|
Fri10 Apr02:45pm(15 mins)
|
Where:
Extra Room 1
Presenter:
|
This paper presents a corpus-based CDA investigation of discursive strategies centring on the lexical node Ukrainian in official statements issued by Russia’s Permanent Mission to the United Nations during Russia’s war against Ukraine (2022–2025). First, collocations and anchored n-grams are analysed to identify recurring templates (e.g., “Ukrainian missile”, “Ukrainian neo-Nazis,” “the expired Ukrainian president”). Second, the agency of Ukrainian/Ukrainians is captured by examining agent/patient roles in the concordance lines guided by active/passive forms and “by”-phrases (e.g., “Ukrainian armed forces and radicals were shelling and bombing Donetsk and Lugansk”, “war crimes by the Ukrainian armed forces”).
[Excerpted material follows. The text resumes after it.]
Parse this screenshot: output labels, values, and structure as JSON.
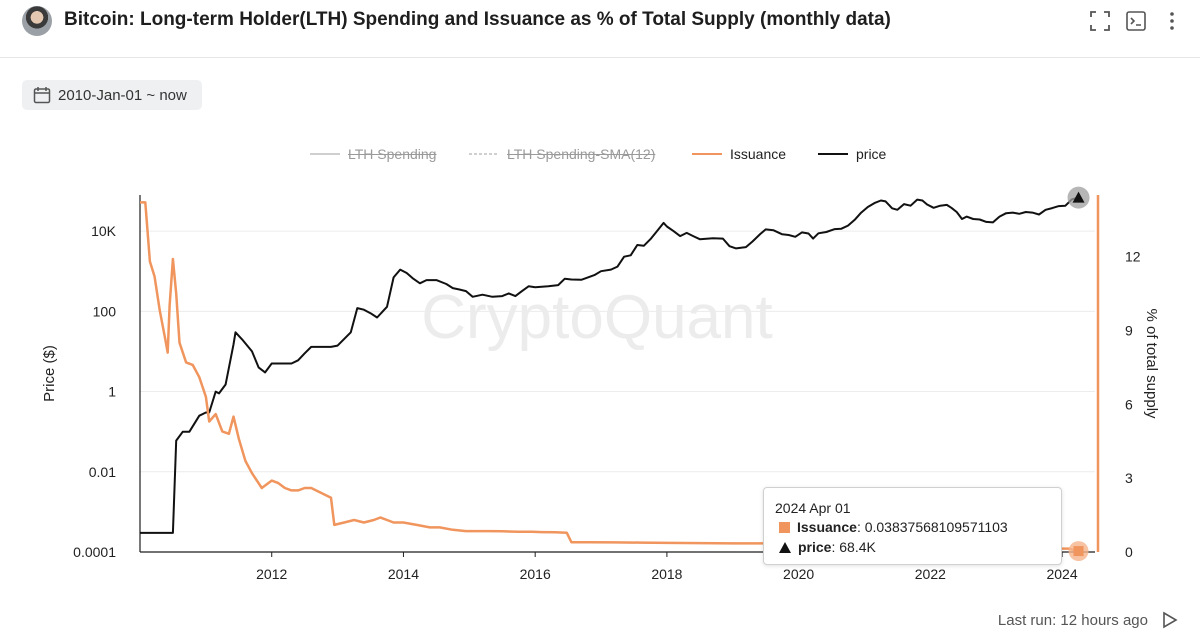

Next, the recurring templates are analysed through the lens of topoi, revealing consistent argumentative patterns around Ukrainian as propagated by the Russian Mission (e.g., “illegitimacy”, “Western puppetry/proxy”, “denazification”, Russian self-defence/legalism). Findings indicate a stable negative semantic prosody around Ukrainian, embedded in recurring derogatory constructions that delegitimise Ukrainian statehood and shift blame for aggression onto the “Ukrainian nationalists”. Concordance examples illustrate how these templates are staged in the UN setting, highlighting the Mission’s function as a high-volume conduit for Kremlin propagandistic narratives. In effect, the UN floor is being used to mainstream the anti-Ukraine framing for a global audience.